Стало быть – не в шесть раз, даже после того, как он полностью вырастет. Есть пределы у того, чего можно ждать от будущего, но каковы бы ни были точные размеры, каков бы ни был зазор между мягким расслабленным состоянием и жесткой готовностью, увеличения этого будет довольно для каждого дня [14] , и для ночи того дня, и для всех ночей и дней, что воспоследуют.

Старшие классы несомненно превосходили среднюю школу, в которой он пробыл пленником последние семь лет, и, поскольку в конце каждого пятидесятиминутного урока по коридорам носилась тысяча с лишним учащихся, ему уже не приходилось терпеть удушающую сокровенность в узилище класса из двадцати трех или двадцати четырех одних и тех же людей с понедельника по пятницу и с начала сентября до конца июня.

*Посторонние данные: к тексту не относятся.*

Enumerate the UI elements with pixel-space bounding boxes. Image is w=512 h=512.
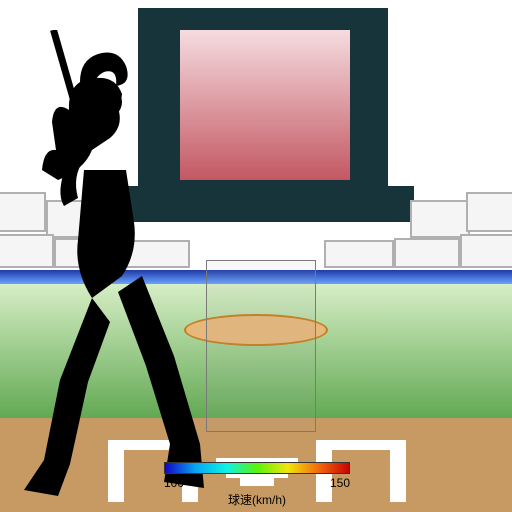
speed-ticks: 100 150 bbox=[164, 476, 350, 490]
stands-panel bbox=[324, 240, 394, 268]
stands-panel bbox=[394, 238, 460, 268]
stands-panel bbox=[466, 192, 512, 232]
speed-colorbar bbox=[164, 462, 350, 474]
speed-axis-label: 球速(km/h) bbox=[164, 491, 350, 508]
batter-silhouette bbox=[14, 30, 224, 500]
stands-panel bbox=[410, 200, 470, 238]
speed-tick-min: 100 bbox=[164, 476, 184, 490]
speed-legend: 100 150 球速(km/h) bbox=[164, 462, 350, 508]
plate-line bbox=[316, 440, 406, 450]
plate-line bbox=[390, 446, 406, 502]
stands-panel bbox=[460, 234, 512, 268]
speed-tick-max: 150 bbox=[330, 476, 350, 490]
pitch-location-chart: 100 150 球速(km/h) bbox=[0, 0, 512, 512]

Банда Девятерых теперь отступила в прошлое, и даже Кролик и трое его прихлебателей, в общем и целом, скрылись с глаз, поскольку дорожки Фергусона теперь редко пересекались с их тропами. Тиммерман еще присутствовал – был одноклассником Фергусона по четырем предметам, но двое мальчишек сосуществовали мирно лишь благодаря тому, что оба из кожи вон лезли, лишь бы не обращать друг на друга внимания: такой тупик в отношениях был отнюдь не счастливым, но и невыносимым он не был. Что еще лучше, Тиммерман и Сюзи Краусс расстались, как Фергусон и надеялся, а поскольку сам Фергусон за лето утратил связь с Глорией Долан, его первая подружка по поцелуям ныне положила глаз на смазливого Марка Коннелли, что Фергусона разочаровало, но целиком и полностью не раздавило, раз теперь ему открылся путь броситься за Сюзи Краусс, девчонкой, о которой он мечтал в шестом классе, и он взял быка за рога – однажды вечером на первой неделе занятий позвонил ей, что привело к визиту в теннисный центр его отца в субботу днем, что, в свою очередь, привело к их первому поцелую в следующую субботу и множеству других поцелуев в последующие пятницы и субботы на протяжении нескольких месяцев, а затем расстались и они, ибо Сюзи пала в объятия вышеупомянутого Марка Коннелли, который проиграл Глорию Долан мальчику по имени Рик Бассини, а Фергусон стал сохнуть по все более привлекательной Пегги Гольдштейн, которая сколько-то времени назад порвала с Говардом, но лучший друг Фергусона оправился от этого с сердцем своим в целости и сохранности, и теперь это самое сердце предлагал веселой и кипучей Эди Кантор.

14

Мф. 6:34.

Так оно все и продолжалось весь год эфемерных влюбленностей и карусельных романчиков, который также стал годом, когда все больше и больше его друзей являлось в школу со скобками на зубах, и годом, когда все начали тревожиться из-за своей скверной кожи. Фергусон ощущал, что ему повезло. Пока что на лицо его напало всего три или четыре умеренных вулкана, которые он выдавил при первой же возможности, а родители его решили, что зубы у него и так ровные, и подвергать его испытаниям ортодонтии не стали. Мало того, они настояли на том, чтобы он поехал в лагерь «Парадиз» еще на одно лето. Сам он предполагал, что в тринадцать лет для лагеря, возможно, он слишком взросл, а потому на рождественских каникулах спросил у отца, нельзя ли ему июль и август поработать в теннисном центре, но отец рассмеялся на это и сказал, что на работу времени у него будет достаточно и потом. Тебе нужно больше быть на свежем воздухе, Арчи, сказал ему отец, бегать с мальчишками твоего возраста. А кроме того, документы, разрешающие тебе работать, ты получишь только в четырнадцать лет. Раньше в Нью-Джерси нельзя, а ты же не хочешь, чтобы у меня были неприятности из-за того, что я нарушил закон, правда?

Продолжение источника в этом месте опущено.